Fake celeb LinkedIn profiles lead to malware

A security researcher has discovered fake profiles for celebrities on LinkedIn that have links to malicious code, according to a blog posting on Trend Micro's site.

The celebrity profiles that are not to be trusted include ones created using the names: Beyonce Knowles, Victoria Beckham, Christina Ricci, Kirsten Dunst, Salma Hayek, and Kate Hudson. They were uncovered by Trend Micro Advanced Threats Researcher Ivan Macalintal.

In its blog posting late on Monday, Trend Micro said it was continuing its investigation. The links on the professional networking site attempt to lure viewers by purporting to be nude shots of the celebrities.

McAfee's Avert Labs Blog has more details and screenshots.

"So when an unsuspecting user gets tricked to follow the lure, he will end up on different malicious Web sites trying the classical social-engineering tricks of either the 'missing video codec' or of showing a fake AV scan and telling the user (that) his computer was infected with malware and offering a 'free' AV scanner software, which in fact is the real threat," the McAfee blog says.

Graham Cluley of Sophos also found many other fake celeb profiles and says that as recently as Thursday, the Troj/Decdec-A malicious JavaScript code was being found on them.

"It's a shame that LinkedIn (isn't) keeping a closer eye on obviously bogus profiles being created on (its) site," Cluley writes. "Undoubtedly, spammers, malware authors, and other cybercriminals may be abusing the system to link to their Web pages in the hope that it will generate a higher ranking in search engines like Google."

Representatives from LinkedIn did not immediately return a call seeking comment on Tuesday.

Fake Beyonce LinkedIn profile that contains links to malware.

(Credit: Trend Micro)

[dch613]

Can't believe anyone would be dumb enough to click on those links. If they are then they deserve what they get.

This does bring up the issue of relatively normal fake profiles with links to malicious code.
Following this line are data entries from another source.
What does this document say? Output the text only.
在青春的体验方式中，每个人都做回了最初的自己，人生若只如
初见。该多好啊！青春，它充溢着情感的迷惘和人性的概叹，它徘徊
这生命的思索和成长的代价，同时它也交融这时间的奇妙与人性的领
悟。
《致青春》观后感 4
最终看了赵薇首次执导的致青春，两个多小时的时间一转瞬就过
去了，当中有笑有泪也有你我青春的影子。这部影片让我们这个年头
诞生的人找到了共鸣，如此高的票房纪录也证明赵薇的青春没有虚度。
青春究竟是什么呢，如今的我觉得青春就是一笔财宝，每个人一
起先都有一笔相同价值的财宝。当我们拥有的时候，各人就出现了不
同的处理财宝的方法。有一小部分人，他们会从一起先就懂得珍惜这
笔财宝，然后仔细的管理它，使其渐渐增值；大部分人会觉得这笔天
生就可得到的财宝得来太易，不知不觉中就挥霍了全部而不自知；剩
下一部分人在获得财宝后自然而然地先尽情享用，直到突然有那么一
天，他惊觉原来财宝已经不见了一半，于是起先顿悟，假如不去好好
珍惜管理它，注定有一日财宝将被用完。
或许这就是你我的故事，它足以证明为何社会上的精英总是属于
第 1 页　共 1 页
<a href="http://www.linkedin.com/in/davidhughes1">David Hughes</a>

[WeCanDoBIZ]

Surely most people on LinkedIn, which boasts it has the highler echelons of society, would smell a rat when a "celebrity" is using a professional networking site to tout nude pictures?

Apat from which, LinkedIn proactively discourages you from connecting to people you don't already know, so it's quite unlikely you'll be surfing for celebs in the first place.
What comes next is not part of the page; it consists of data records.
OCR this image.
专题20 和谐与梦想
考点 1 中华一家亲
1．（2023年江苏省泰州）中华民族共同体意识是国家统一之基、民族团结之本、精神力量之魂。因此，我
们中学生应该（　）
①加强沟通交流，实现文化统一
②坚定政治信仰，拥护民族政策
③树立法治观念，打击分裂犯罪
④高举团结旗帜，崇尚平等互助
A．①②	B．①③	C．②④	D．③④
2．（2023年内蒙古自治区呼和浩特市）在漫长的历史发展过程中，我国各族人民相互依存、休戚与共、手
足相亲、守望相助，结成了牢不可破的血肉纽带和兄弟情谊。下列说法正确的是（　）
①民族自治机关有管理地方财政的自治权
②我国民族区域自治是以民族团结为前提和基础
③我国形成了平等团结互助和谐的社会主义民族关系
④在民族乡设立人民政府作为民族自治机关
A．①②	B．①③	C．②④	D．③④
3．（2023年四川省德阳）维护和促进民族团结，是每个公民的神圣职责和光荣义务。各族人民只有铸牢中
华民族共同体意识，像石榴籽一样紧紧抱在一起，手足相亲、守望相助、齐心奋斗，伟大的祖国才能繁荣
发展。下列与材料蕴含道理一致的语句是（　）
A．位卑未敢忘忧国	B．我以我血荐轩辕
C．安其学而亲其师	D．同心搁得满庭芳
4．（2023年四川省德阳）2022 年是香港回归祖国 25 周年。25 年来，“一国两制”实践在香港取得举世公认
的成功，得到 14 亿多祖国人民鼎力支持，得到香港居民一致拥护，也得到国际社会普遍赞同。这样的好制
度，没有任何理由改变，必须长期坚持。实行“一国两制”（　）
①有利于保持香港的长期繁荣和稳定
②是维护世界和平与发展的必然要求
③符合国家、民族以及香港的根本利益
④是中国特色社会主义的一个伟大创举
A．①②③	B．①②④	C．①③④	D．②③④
Not the best place to be spreading malware.

Ian Hendry
CEO, WeCanDo.BIZ
http://www.wecando.biz

[Penguinisto]

This one's a no-brainer. LinkedIn is for business socialization, and has bugger-all to do with anything you'd typically associate with MySpace (or even Facebook)... so seeing a "OAMG Nood PIX!" page would ring instant alarm bells, no?
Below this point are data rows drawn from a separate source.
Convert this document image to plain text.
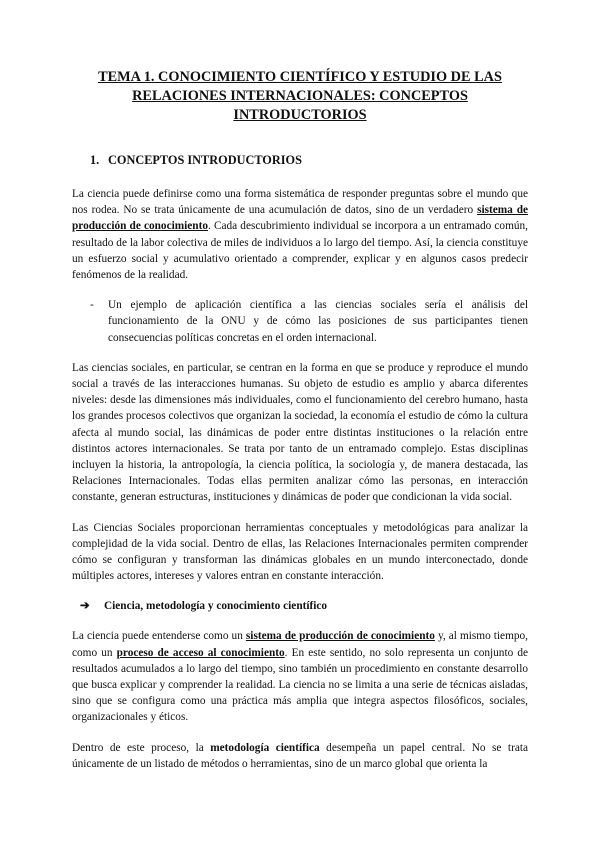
TEMA 1. CONOCIMIENTO CIENTÍFICO Y ESTUDIO DE LAS RELACIONES INTERNACIONALES: CONCEPTOS INTRODUCTORIOS
1. CONCEPTOS INTRODUCTORIOS

La ciencia puede definirse como una forma sistemática de responder preguntas sobre el mundo que nos rodea. No se trata únicamente de una acumulación de datos, sino de un verdadero sistema de producción de conocimiento. Cada descubrimiento individual se incorpora a un entramado común, resultado de la labor colectiva de miles de individuos a lo largo del tiempo. Así, la ciencia constituye un esfuerzo social y acumulativo orientado a comprender, explicar y en algunos casos predecir fenómenos de la realidad.

- Un ejemplo de aplicación científica a las ciencias sociales sería el análisis del funcionamiento de la ONU y de cómo las posiciones de sus participantes tienen consecuencias políticas concretas en el orden internacional.

Las ciencias sociales, en particular, se centran en la forma en que se produce y reproduce el mundo social a través de las interacciones humanas. Su objeto de estudio es amplio y abarca diferentes niveles: desde las dimensiones más individuales, como el funcionamiento del cerebro humano, hasta los grandes procesos colectivos que organizan la sociedad, la economía el estudio de cómo la cultura afecta al mundo social, las dinámicas de poder entre distintas instituciones o la relación entre distintos actores internacionales. Se trata por tanto de un entramado complejo. Estas disciplinas incluyen la historia, la antropología, la ciencia política, la sociología y, de manera destacada, las Relaciones Internacionales. Todas ellas permiten analizar cómo las personas, en interacción constante, generan estructuras, instituciones y dinámicas de poder que condicionan la vida social.

Las Ciencias Sociales proporcionan herramientas conceptuales y metodológicas para analizar la complejidad de la vida social. Dentro de ellas, las Relaciones Internacionales permiten comprender cómo se configuran y transforman las dinámicas globales en un mundo interconectado, donde múltiples actores, intereses y valores entran en constante interacción.

➔ Ciencia, metodología y conocimiento científico

La ciencia puede entenderse como un sistema de producción de conocimiento y, al mismo tiempo, como un proceso de acceso al conocimiento. En este sentido, no solo representa un conjunto de resultados acumulados a lo largo del tiempo, sino también un procedimiento en constante desarrollo que busca explicar y comprender la realidad. La ciencia no se limita a una serie de técnicas aisladas, sino que se configura como una práctica más amplia que integra aspectos filosóficos, sociales, organizacionales y éticos.

Dentro de este proceso, la metodología científica desempeña un papel central. No se trata únicamente de un listado de métodos o herramientas, sino de un marco global que orienta la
Now, like dch said... if there were malware-planted profiles that appeared like normal folks...

/P

[Harrison912]

Thanks, Elinor, for bringing us this information. I'm typically on LinkedIn to socially market my safety and security web site. I'll be glad to spread the news to my contacts. I'm not just about marketing my products but helping my friends stay safe an no one wants to be a victim of malware.